1. What was your reaction to the novel’s powerful opening scene? How did your perception of this scene shift as the narrator’s life later unfolded for you?
2. What were your initial perceptions of Amin and Sihem’s marriage? Whom did you trust during the interrogation in chapter four?
3. Why does Kim remain so supportive of Amin? In what way is her friendship different from Navid’s? Why are they more patient with him than most of their colleagues are?
4. Discuss the very concept of an attack, which forms the novel’s title. What is the nature of the attacks that take place in the book, including not only the terrorist explosions but also the beating Amin receives when he tries to return to home. What emotional and psychological attacks take place? What motivates the novel’s numerous attackers?
5. How were you affected by the structure of the novel, including the author’s use of present tense, the first-person narration, and the way the timeline unfolds? What makes fiction itself a useful form in examining horrific realities?
6. Revisit the passages that emphasize two of the novel’s elderly characters: Kim’s grandfather, Old Yehuda, who in chapter six recalls Hitler’s rise; and in chapter sixteen, Omr, Amin’s great-uncle, who recalls the destruction of family orchards to make way for an Israeli colony. What do Yehuda and Omr reveal about the history of violence, not only in the Middle East but throughout humanity?
7. At the end of chapter seven, Amin tells Kim he has no idea why he did not tell Navid about the letter. In your opinion, why did he keep the receipt of Sihem’s letter a secret?
8. In the novel’s latter chapters, Amin believes his wife was having a romantic affair with Adel. What parallels exist between her actual liaisons with him and the infidelities usually associated with adultery? Was Sihem seduced?
9. In chapter nine, Amin’s taxi driver lauds a militant imam and plays one of his recordings. What elements of persuasion did you detect in the imam’s diatribe? What similar tactics are used by religious and political leaders in other circumstances around the world?
10. In chapter eleven, the imam at the Grand Mosque tells Amin, “The margin between assimilation and disintegration is quite narrow. There’s not much room for maneuver” [p. 150]. Do you agree? Is assimilation a dangerous goal? Knowing what you do about Amin’s upbringing, is it surprising that he was an advocate for assimilation? Does assimilation require a secular society?

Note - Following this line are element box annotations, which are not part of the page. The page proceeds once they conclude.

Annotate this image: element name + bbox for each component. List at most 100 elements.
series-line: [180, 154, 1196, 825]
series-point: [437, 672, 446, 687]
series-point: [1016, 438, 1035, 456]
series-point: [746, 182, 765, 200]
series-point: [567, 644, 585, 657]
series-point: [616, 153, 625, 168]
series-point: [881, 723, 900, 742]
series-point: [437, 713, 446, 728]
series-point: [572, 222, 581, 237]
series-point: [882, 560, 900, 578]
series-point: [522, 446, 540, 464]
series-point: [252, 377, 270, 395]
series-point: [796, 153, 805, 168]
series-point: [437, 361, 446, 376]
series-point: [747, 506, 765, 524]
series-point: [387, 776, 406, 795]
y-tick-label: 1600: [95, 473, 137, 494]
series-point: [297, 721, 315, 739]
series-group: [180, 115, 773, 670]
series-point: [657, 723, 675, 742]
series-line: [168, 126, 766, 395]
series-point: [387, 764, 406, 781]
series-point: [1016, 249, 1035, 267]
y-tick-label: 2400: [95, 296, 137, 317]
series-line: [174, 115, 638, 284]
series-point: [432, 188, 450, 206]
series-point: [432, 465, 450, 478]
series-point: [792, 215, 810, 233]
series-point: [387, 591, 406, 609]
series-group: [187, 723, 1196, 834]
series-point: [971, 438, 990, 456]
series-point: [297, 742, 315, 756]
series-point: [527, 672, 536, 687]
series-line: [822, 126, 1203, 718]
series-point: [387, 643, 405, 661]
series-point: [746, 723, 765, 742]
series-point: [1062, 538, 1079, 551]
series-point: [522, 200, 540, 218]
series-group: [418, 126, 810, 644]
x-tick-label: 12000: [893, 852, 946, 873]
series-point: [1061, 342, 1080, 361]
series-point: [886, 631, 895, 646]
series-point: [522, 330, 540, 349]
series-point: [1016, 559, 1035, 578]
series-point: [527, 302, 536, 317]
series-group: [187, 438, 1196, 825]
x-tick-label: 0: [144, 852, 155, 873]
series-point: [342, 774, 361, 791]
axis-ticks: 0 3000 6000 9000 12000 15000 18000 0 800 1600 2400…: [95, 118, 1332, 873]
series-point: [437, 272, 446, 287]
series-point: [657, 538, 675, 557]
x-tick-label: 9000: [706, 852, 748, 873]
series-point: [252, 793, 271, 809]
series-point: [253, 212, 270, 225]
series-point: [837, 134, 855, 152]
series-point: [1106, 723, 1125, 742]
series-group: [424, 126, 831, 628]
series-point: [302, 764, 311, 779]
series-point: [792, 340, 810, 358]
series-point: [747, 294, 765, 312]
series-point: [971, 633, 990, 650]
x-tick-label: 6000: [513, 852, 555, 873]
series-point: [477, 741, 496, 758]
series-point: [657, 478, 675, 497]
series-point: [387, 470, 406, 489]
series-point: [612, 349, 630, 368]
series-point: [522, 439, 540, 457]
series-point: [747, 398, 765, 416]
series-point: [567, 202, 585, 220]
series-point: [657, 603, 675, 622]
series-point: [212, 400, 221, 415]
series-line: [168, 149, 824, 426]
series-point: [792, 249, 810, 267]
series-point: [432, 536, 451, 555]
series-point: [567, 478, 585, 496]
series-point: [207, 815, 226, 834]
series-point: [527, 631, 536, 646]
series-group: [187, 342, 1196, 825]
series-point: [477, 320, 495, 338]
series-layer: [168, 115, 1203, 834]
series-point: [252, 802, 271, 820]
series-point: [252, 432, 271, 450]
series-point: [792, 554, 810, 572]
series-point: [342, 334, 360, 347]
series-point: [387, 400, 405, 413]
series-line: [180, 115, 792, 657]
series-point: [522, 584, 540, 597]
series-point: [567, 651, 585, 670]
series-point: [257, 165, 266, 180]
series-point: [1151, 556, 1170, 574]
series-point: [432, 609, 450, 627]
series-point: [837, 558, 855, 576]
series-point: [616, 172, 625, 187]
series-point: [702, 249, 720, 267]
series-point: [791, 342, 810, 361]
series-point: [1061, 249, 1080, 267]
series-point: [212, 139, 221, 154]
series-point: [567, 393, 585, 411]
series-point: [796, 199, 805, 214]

11. What is Amin’s goal in investigating the truth about Sihem himself, and confronting those who assisted her, rather than letting the Israeli authorities handle it? In the end, has he achieved his quest?
12. Adel and the militants Amin encounters emphasize their anger about being humiliated, saying emotional and cultural destruction are just as devastating as physical destruction. What do these observations imply about solutions for peace? What did you learn from the novel–not only about daily life in the Middle East but also about the prospects for peace?
13. The author is a retired army officer from Algeria, a former French colony. After he won a small French literary prize for a collection of short stories, his writing came to the attention of Algerian army officials and he was forced to submit future works to army censors. Thus, he created a female pseudonym to avoid censorship. He now lives in France and has since revealed his true name, Mohammed Moulessehoul. In what way did his life prepare him to write The Attack? Would your impressions of the novel have been different had you thought the author was female?
14. Compare The Attack to the author’s previous novel, The Swallows of Kabul, which is set in Afghanistan during the Taliban’s rule. In what ways do these novels complement each other? How do the dynamics of marriage play out in each of these books?